Can I train PPO for more than 10 Million steps?

Unity-Technologies / ml-agents

The Unity Machine Learning Agents Toolkit (ML-Agents) is an open-source project that enables games and simulations to serve as environments for training intelligent agents using deep reinforcement learning and imitation learning.

https://unity.com/products/machine-learning-agents

Other

17.12k stars 4.15k forks source link

Can I train PPO for more than 10 Million steps? #4193

Closed knmitri closed 2 years ago

knmitri commented 4 years ago

I am training a complicated model that needs lot of training steps to converge. For several runs (with different settings and environments), my training loss is suddenly increasing drastically after 10 million steps as shown in the picture. Before I did not have this issue, is there a limit in the ML agent release 3 for training steps?

Unity Version: [e.g. Unity 2019.3.6f1]
OS + version: [e.g. Windows 10]
ML-Agents version: (e.g. ML-Agents v3.0)
TensorFlow version: 2.2.0
Environment: custom environment

Shubhamai commented 4 years ago

Do you have enabled curiosity? What was the cumulative reward graph?

knmitri commented 4 years ago

Do you have enabled curiosity? What was the cumulative reward graph? @Shubhamai No I did not enable curiosity. the cumulative reward is also decreasing to large negative values.

Shubhamai commented 4 years ago

@knmitri I don't think there is a problem or bug somewhere, i would say that is normal

ZaiyunLin commented 4 years ago

I had the exact same issue on my model. I don't have this problem when using another pc with an older Mlagent version. With the exact same project and same setting and everything, the newer version mlagent will collapse after certain steps. This is definitely a bug.

niskander commented 4 years ago

@knmitri @zaiyun just curious what versions were you upgrading from (that did not have this issue)?

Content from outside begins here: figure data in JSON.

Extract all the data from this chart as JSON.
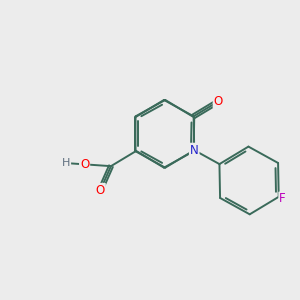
{
  "background_color": "#ececec",
  "bond_color": "#3a6a5a",
  "bond_width": 1.4,
  "atom_colors": {
    "O": "#ff0000",
    "N": "#2222cc",
    "F": "#bb00bb",
    "H": "#607080",
    "C": "#3a6a5a"
  },
  "font_size": 8.5,
  "xlim": [
    0,
    10
  ],
  "ylim": [
    0,
    10
  ]
}
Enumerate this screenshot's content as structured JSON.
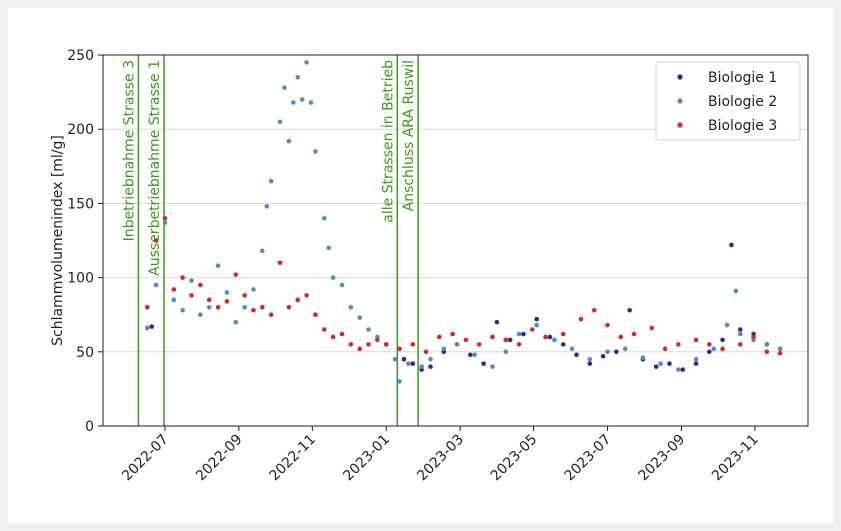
{
  "chart_data": {
    "type": "scatter",
    "y_label": "Schlammvolumenindex [ml/g]",
    "xlim": [
      2022.36,
      2023.953
    ],
    "xticks": [
      {
        "value": 2022.5,
        "label": "2022-07"
      },
      {
        "value": 2022.667,
        "label": "2022-09"
      },
      {
        "value": 2022.833,
        "label": "2022-11"
      },
      {
        "value": 2023.0,
        "label": "2023-01"
      },
      {
        "value": 2023.167,
        "label": "2023-03"
      },
      {
        "value": 2023.333,
        "label": "2023-05"
      },
      {
        "value": 2023.5,
        "label": "2023-07"
      },
      {
        "value": 2023.667,
        "label": "2023-09"
      },
      {
        "value": 2023.833,
        "label": "2023-11"
      }
    ],
    "ylim": [
      0,
      250
    ],
    "yticks": [
      0,
      50,
      100,
      150,
      200,
      250
    ],
    "grid": true,
    "legend": "upper right",
    "annotations": [
      {
        "x": 2022.44,
        "text": "Inbetriebnahme Strasse 3"
      },
      {
        "x": 2022.498,
        "text": "Ausserbetriebnahme Strasse 1"
      },
      {
        "x": 2023.025,
        "text": "alle Strassen in Betrieb"
      },
      {
        "x": 2023.072,
        "text": "Anschluss ARA Ruswil"
      }
    ],
    "annotation_color": "#3a9a1a",
    "series": [
      {
        "name": "Biologie 1",
        "color": "#2e2a86",
        "x": [
          2022.46,
          2022.47,
          2023.04,
          2023.06,
          2023.08,
          2023.1,
          2023.13,
          2023.16,
          2023.19,
          2023.22,
          2023.25,
          2023.28,
          2023.31,
          2023.34,
          2023.37,
          2023.4,
          2023.43,
          2023.46,
          2023.49,
          2023.52,
          2023.55,
          2023.58,
          2023.61,
          2023.64,
          2023.67,
          2023.7,
          2023.73,
          2023.76,
          2023.78,
          2023.8,
          2023.83,
          2023.86,
          2023.89
        ],
        "values": [
          66,
          67,
          45,
          42,
          38,
          40,
          50,
          55,
          48,
          42,
          70,
          58,
          62,
          72,
          60,
          55,
          48,
          42,
          47,
          50,
          78,
          45,
          40,
          42,
          38,
          42,
          50,
          58,
          122,
          65,
          62,
          55,
          52
        ]
      },
      {
        "name": "Biologie 2",
        "color": "#4a90c8",
        "x": [
          2022.46,
          2022.48,
          2022.5,
          2022.52,
          2022.54,
          2022.56,
          2022.58,
          2022.6,
          2022.62,
          2022.64,
          2022.66,
          2022.68,
          2022.7,
          2022.72,
          2022.73,
          2022.74,
          2022.76,
          2022.77,
          2022.78,
          2022.79,
          2022.8,
          2022.81,
          2022.82,
          2022.83,
          2022.84,
          2022.86,
          2022.87,
          2022.88,
          2022.9,
          2022.92,
          2022.94,
          2022.96,
          2022.98,
          2023.0,
          2023.02,
          2023.03,
          2023.05,
          2023.08,
          2023.1,
          2023.13,
          2023.16,
          2023.2,
          2023.24,
          2023.27,
          2023.3,
          2023.34,
          2023.38,
          2023.42,
          2023.46,
          2023.5,
          2023.54,
          2023.58,
          2023.62,
          2023.66,
          2023.7,
          2023.74,
          2023.77,
          2023.79,
          2023.8,
          2023.83,
          2023.86,
          2023.89
        ],
        "values": [
          66,
          95,
          137,
          85,
          78,
          98,
          75,
          80,
          108,
          90,
          70,
          80,
          92,
          118,
          148,
          165,
          205,
          228,
          192,
          218,
          235,
          220,
          245,
          218,
          185,
          140,
          120,
          100,
          95,
          80,
          73,
          65,
          60,
          55,
          45,
          30,
          42,
          40,
          45,
          52,
          55,
          48,
          40,
          50,
          62,
          68,
          58,
          52,
          45,
          50,
          52,
          46,
          42,
          38,
          45,
          52,
          68,
          91,
          62,
          58,
          55,
          52
        ]
      },
      {
        "name": "Biologie 3",
        "color": "#d62728",
        "x": [
          2022.46,
          2022.48,
          2022.5,
          2022.52,
          2022.54,
          2022.56,
          2022.58,
          2022.6,
          2022.62,
          2022.64,
          2022.66,
          2022.68,
          2022.7,
          2022.72,
          2022.74,
          2022.76,
          2022.78,
          2022.8,
          2022.82,
          2022.84,
          2022.86,
          2022.88,
          2022.9,
          2022.92,
          2022.94,
          2022.96,
          2022.98,
          2023.0,
          2023.03,
          2023.06,
          2023.09,
          2023.12,
          2023.15,
          2023.18,
          2023.21,
          2023.24,
          2023.27,
          2023.3,
          2023.33,
          2023.36,
          2023.4,
          2023.44,
          2023.47,
          2023.5,
          2023.53,
          2023.56,
          2023.6,
          2023.63,
          2023.66,
          2023.7,
          2023.73,
          2023.76,
          2023.8,
          2023.83,
          2023.86,
          2023.89
        ],
        "values": [
          80,
          125,
          140,
          92,
          100,
          88,
          95,
          85,
          80,
          84,
          102,
          88,
          78,
          80,
          75,
          110,
          80,
          85,
          88,
          75,
          65,
          60,
          62,
          55,
          52,
          55,
          58,
          55,
          52,
          55,
          50,
          60,
          62,
          58,
          55,
          60,
          58,
          55,
          65,
          60,
          62,
          72,
          78,
          68,
          60,
          62,
          66,
          52,
          55,
          58,
          55,
          52,
          55,
          60,
          50,
          49
        ]
      }
    ]
  }
}
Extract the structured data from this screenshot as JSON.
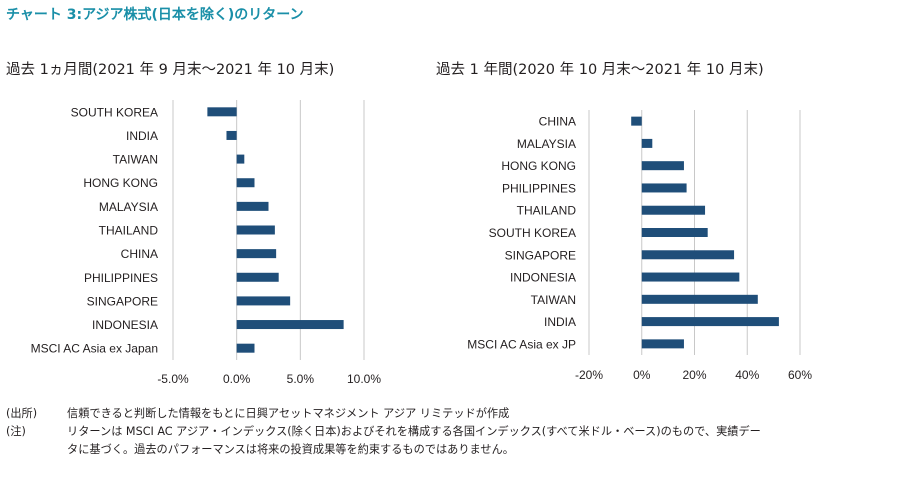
{
  "header": {
    "title": "チャート 3:アジア株式(日本を除く)のリターン",
    "subtitle_left": "過去 1ヵ月間(2021 年 9 月末〜2021 年 10 月末)",
    "subtitle_right": "過去 1 年間(2020 年 10 月末〜2021 年 10 月末)"
  },
  "chart_data": [
    {
      "type": "bar",
      "orientation": "horizontal",
      "categories": [
        "SOUTH KOREA",
        "INDIA",
        "TAIWAN",
        "HONG KONG",
        "MALAYSIA",
        "THAILAND",
        "CHINA",
        "PHILIPPINES",
        "SINGAPORE",
        "INDONESIA",
        "MSCI AC Asia ex Japan"
      ],
      "values": [
        -2.3,
        -0.8,
        0.6,
        1.4,
        2.5,
        3.0,
        3.1,
        3.3,
        4.2,
        8.4,
        1.4
      ],
      "xlim": [
        -5,
        10
      ],
      "xticks": [
        "-5.0%",
        "0.0%",
        "5.0%",
        "10.0%"
      ],
      "xtick_values": [
        -5,
        0,
        5,
        10
      ],
      "bar_color": "#1f4e79",
      "grid": true
    },
    {
      "type": "bar",
      "orientation": "horizontal",
      "categories": [
        "CHINA",
        "MALAYSIA",
        "HONG KONG",
        "PHILIPPINES",
        "THAILAND",
        "SOUTH KOREA",
        "SINGAPORE",
        "INDONESIA",
        "TAIWAN",
        "INDIA",
        "MSCI AC Asia ex JP"
      ],
      "values": [
        -4,
        4,
        16,
        17,
        24,
        25,
        35,
        37,
        44,
        52,
        16
      ],
      "xlim": [
        -20,
        60
      ],
      "xticks": [
        "-20%",
        "0%",
        "20%",
        "40%",
        "60%"
      ],
      "xtick_values": [
        -20,
        0,
        20,
        40,
        60
      ],
      "bar_color": "#1f4e79",
      "grid": true
    }
  ],
  "notes": [
    {
      "key": "(出所)",
      "text": "信頼できると判断した情報をもとに日興アセットマネジメント アジア リミテッドが作成"
    },
    {
      "key": "(注)",
      "text": "リターンは MSCI AC アジア・インデックス(除く日本)およびそれを構成する各国インデックス(すべて米ドル・ベース)のもので、実績デー"
    },
    {
      "key": "",
      "text": "タに基づく。過去のパフォーマンスは将来の投資成果等を約束するものではありません。"
    }
  ]
}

I've seen this happen with SAC (training is going well, no errors in training environment, then all of a sudden they stop playing), and this happened whenever I used negative rewards, which @zaiyun also seems to use.

However I don't have this issue with PPO, at least not in version 1.0.2. I can train up to 40M+ steps.

ZaiyunLin commented 4 years ago

I did not upgrade it from an older version. I directly installed the newest version. And on another pc, I installed the older version which I believe is release 2.

vincentpierre commented 3 years ago

Hi, Is there a way to reproduce this issue with one of the example environments on the latest version of ML-Agents? I am unable to reproduce this issue.

stale[bot] commented 2 years ago

This issue has been automatically marked as stale because it has not had activity in the last 28 days. It will be closed in the next 14 days if no further activity occurs. Thank you for your contributions.

hvpeteet commented 2 years ago

Closing since stale

github-actions[bot] commented 2 years ago

This thread has been automatically locked since there has not been any recent activity after it was closed. Please open a new issue for related bugs.